Praise for Lili is Crying

Lili is Crying is stunning: a choral fever-dream of a book cycling through passion and despair, loyalty and betrayal. Bessette’s cadence and lyrical concision are bewitching and necessarily airless, much like the mother-daughter relationship they chronicle. It’s also a vivid and unforgettable portrait of place – a sun-drenched landscape with world war at its fringes, and the slow fade of one era into another. Kate Briggs’s translation is a powerful channelling of Bessette’s voice: distinct, unapologetic and eerily present.’
— Daisy Lafarge, author of Lovebug

‘I’m grateful to Kate Briggs for her translation of Lili is Crying – a tragic, comic, invigorating book with an eccentric staccato style that blurs speech and thought.’
— Kathryn Scanlan, author of Kick the Latch 

‘A manic, brilliant maze of a book. Circular, cinematic, comic.’
— Sinéad Gleeson, author of Hagstone 

‘This book is brilliant and bizarre, a Grey Gardens-esque tragicomedy, as if written by a sinister cousin of Stevie Smith.’
— Camilla Grudova, author of The Coiled Serpent 

Lili is Crying is not straightforwardly tragic – as the title may initially trick us into believing – but darkly funny, marvellously strange, insistently performative and, somehow, truer than true.’
— Saba Sams, author of Gunk 

Hélène Bessette (1918–2000) published thirteen novels with Gallimard between 1953 and 1973, won the Cazes prize in 1954 and was twice in the running for the Goncourt prize and the Médicis prize.
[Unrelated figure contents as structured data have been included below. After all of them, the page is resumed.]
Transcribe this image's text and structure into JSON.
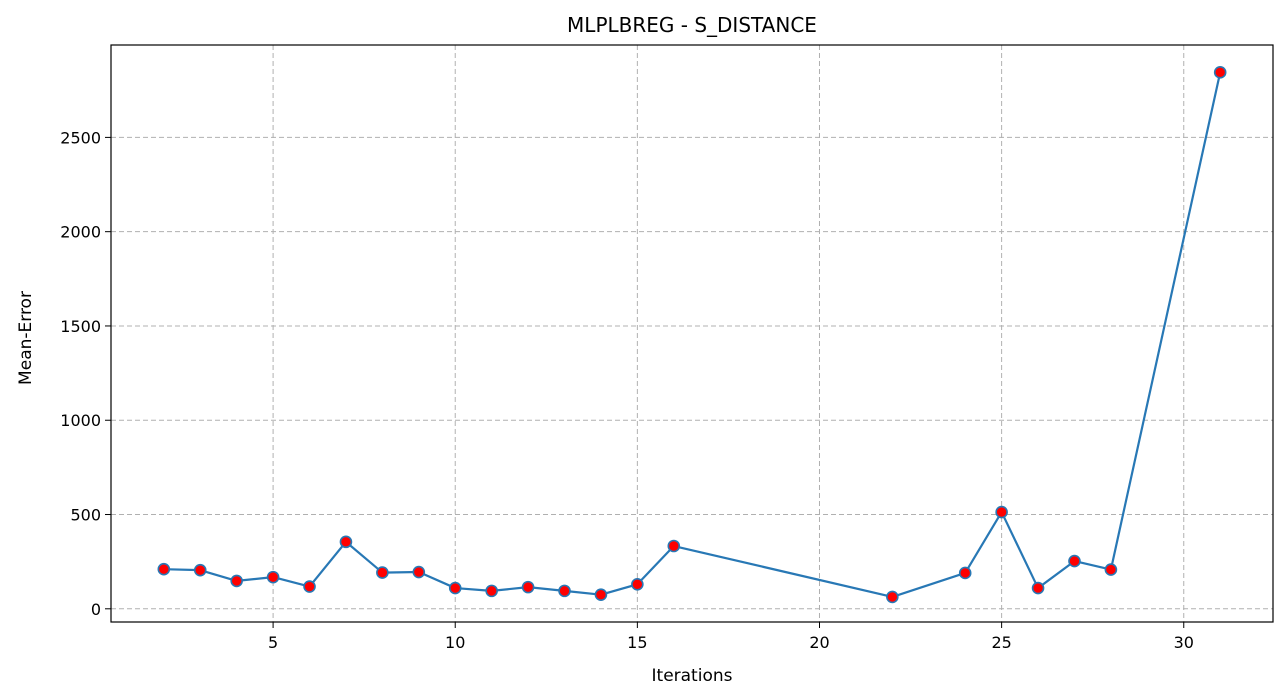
{
  "chart_data": {
    "type": "line",
    "title": "MLPLBREG - S_DISTANCE",
    "xlabel": "Iterations",
    "ylabel": "Mean-Error",
    "xlim": [
      0.55,
      32.45
    ],
    "ylim": [
      -70,
      2990
    ],
    "xticks": [
      5,
      10,
      15,
      20,
      25,
      30
    ],
    "yticks": [
      0,
      500,
      1000,
      1500,
      2000,
      2500
    ],
    "grid": true,
    "line_color": "#2878b5",
    "marker_face_color": "#ff0000",
    "marker_edge_color": "#2878b5",
    "series": [
      {
        "x": [
          2,
          3,
          4,
          5,
          6,
          7,
          8,
          9,
          10,
          11,
          12,
          13,
          14,
          15,
          16,
          22,
          24,
          25,
          26,
          27,
          28,
          31
        ],
        "values": [
          210,
          205,
          148,
          168,
          118,
          355,
          192,
          195,
          110,
          95,
          115,
          95,
          75,
          130,
          333,
          63,
          190,
          513,
          110,
          253,
          208,
          2845
        ]
      }
    ]
  }
}
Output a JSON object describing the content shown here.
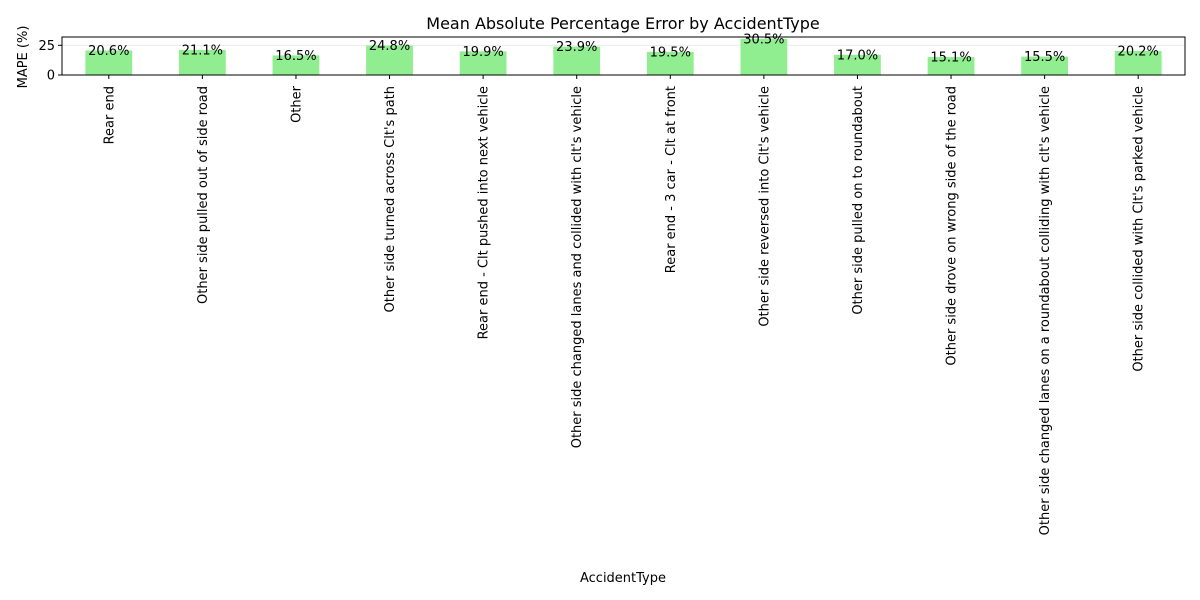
{
  "chart_data": {
    "type": "bar",
    "title": "Mean Absolute Percentage Error by AccidentType",
    "xlabel": "AccidentType",
    "ylabel": "MAPE (%)",
    "ylim": [
      0,
      32.0
    ],
    "yticks": [
      0,
      25
    ],
    "grid": "horizontal",
    "bar_color": "#90ee90",
    "categories": [
      "Rear end",
      "Other side pulled out of side road",
      "Other",
      "Other side turned across Clt's path",
      "Rear end - Clt pushed into next vehicle",
      "Other side changed lanes and collided with clt's vehicle",
      "Rear end - 3 car - Clt at front",
      "Other side reversed into Clt's vehicle",
      "Other side pulled on to roundabout",
      "Other side drove on wrong side of the road",
      "Other side changed lanes on a roundabout colliding with clt's vehicle",
      "Other side collided with Clt's parked vehicle"
    ],
    "values": [
      20.6,
      21.1,
      16.5,
      24.8,
      19.9,
      23.9,
      19.5,
      30.5,
      17.0,
      15.1,
      15.5,
      20.2
    ],
    "value_labels": [
      "20.6%",
      "21.1%",
      "16.5%",
      "24.8%",
      "19.9%",
      "23.9%",
      "19.5%",
      "30.5%",
      "17.0%",
      "15.1%",
      "15.5%",
      "20.2%"
    ]
  }
}
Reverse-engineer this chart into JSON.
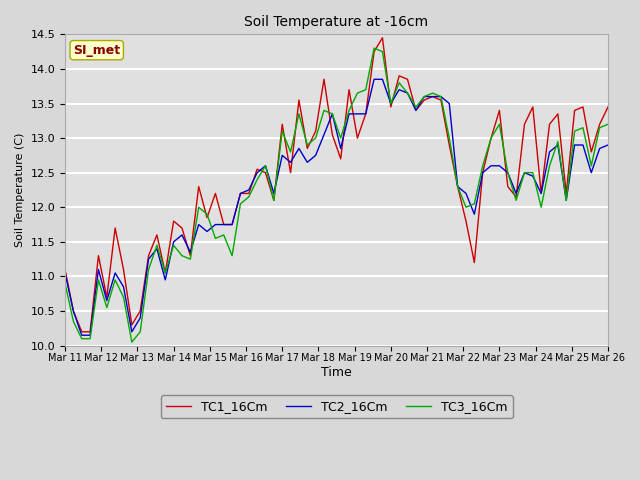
{
  "title": "Soil Temperature at -16cm",
  "xlabel": "Time",
  "ylabel": "Soil Temperature (C)",
  "ylim": [
    10.0,
    14.5
  ],
  "annotation": "SI_met",
  "fig_bg": "#d8d8d8",
  "plot_bg": "#e0e0e0",
  "grid_color": "#ffffff",
  "series": {
    "TC1_16Cm": {
      "color": "#cc0000",
      "lw": 1.0
    },
    "TC2_16Cm": {
      "color": "#0000cc",
      "lw": 1.0
    },
    "TC3_16Cm": {
      "color": "#00aa00",
      "lw": 1.0
    }
  },
  "x_ticks": [
    "Mar 11",
    "Mar 12",
    "Mar 13",
    "Mar 14",
    "Mar 15",
    "Mar 16",
    "Mar 17",
    "Mar 18",
    "Mar 19",
    "Mar 20",
    "Mar 21",
    "Mar 22",
    "Mar 23",
    "Mar 24",
    "Mar 25",
    "Mar 26"
  ],
  "TC1_16Cm": [
    11.1,
    10.5,
    10.2,
    10.2,
    11.3,
    10.7,
    11.7,
    11.1,
    10.3,
    10.5,
    11.3,
    11.6,
    11.05,
    11.8,
    11.7,
    11.3,
    12.3,
    11.85,
    12.2,
    11.75,
    11.75,
    12.2,
    12.2,
    12.55,
    12.5,
    12.1,
    13.2,
    12.5,
    13.55,
    12.85,
    13.1,
    13.85,
    13.05,
    12.7,
    13.7,
    13.0,
    13.35,
    14.25,
    14.45,
    13.45,
    13.9,
    13.85,
    13.4,
    13.55,
    13.6,
    13.55,
    12.9,
    12.3,
    11.8,
    11.2,
    12.5,
    13.0,
    13.4,
    12.3,
    12.15,
    13.2,
    13.45,
    12.2,
    13.2,
    13.35,
    12.2,
    13.4,
    13.45,
    12.8,
    13.2,
    13.45
  ],
  "TC2_16Cm": [
    11.05,
    10.5,
    10.15,
    10.15,
    11.1,
    10.65,
    11.05,
    10.85,
    10.2,
    10.4,
    11.25,
    11.4,
    10.95,
    11.5,
    11.6,
    11.35,
    11.75,
    11.65,
    11.75,
    11.75,
    11.75,
    12.2,
    12.25,
    12.5,
    12.6,
    12.2,
    12.75,
    12.65,
    12.85,
    12.65,
    12.75,
    13.05,
    13.35,
    12.85,
    13.35,
    13.35,
    13.35,
    13.85,
    13.85,
    13.5,
    13.7,
    13.65,
    13.4,
    13.6,
    13.6,
    13.6,
    13.5,
    12.3,
    12.2,
    11.9,
    12.5,
    12.6,
    12.6,
    12.5,
    12.2,
    12.5,
    12.45,
    12.2,
    12.8,
    12.9,
    12.1,
    12.9,
    12.9,
    12.5,
    12.85,
    12.9
  ],
  "TC3_16Cm": [
    10.9,
    10.35,
    10.1,
    10.1,
    10.95,
    10.55,
    10.95,
    10.7,
    10.05,
    10.2,
    11.1,
    11.45,
    11.05,
    11.45,
    11.3,
    11.25,
    12.0,
    11.9,
    11.55,
    11.6,
    11.3,
    12.05,
    12.15,
    12.4,
    12.6,
    12.1,
    13.1,
    12.8,
    13.35,
    12.9,
    13.0,
    13.4,
    13.35,
    13.0,
    13.4,
    13.65,
    13.7,
    14.3,
    14.25,
    13.5,
    13.8,
    13.65,
    13.45,
    13.6,
    13.65,
    13.6,
    13.0,
    12.3,
    12.0,
    12.05,
    12.6,
    13.0,
    13.2,
    12.5,
    12.1,
    12.5,
    12.5,
    12.0,
    12.6,
    12.95,
    12.1,
    13.1,
    13.15,
    12.6,
    13.15,
    13.2
  ]
}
Kate Briggs grew up in Somerset, UK, and lives and works in Rotterdam, NL, where she founded and co-runs the writing and publishing project ‘Short Pieces That Move’. She is the translator of two volumes of Roland Barthes’s lecture and seminar notes at the Collège de France: The Preparation of the Novel and How to Live Together, both published by Columbia University Press. This Little Art, her genre-bending essay on the art of translation, was published by Fitzcarraldo Editions in 2017. In 2021, she was awarded a Windham-Campbell Prize. Her debut novel, The Long Form, was published by Fitzcarraldo Editions in 2023 and shortlisted for the Goldsmiths Prize the same year.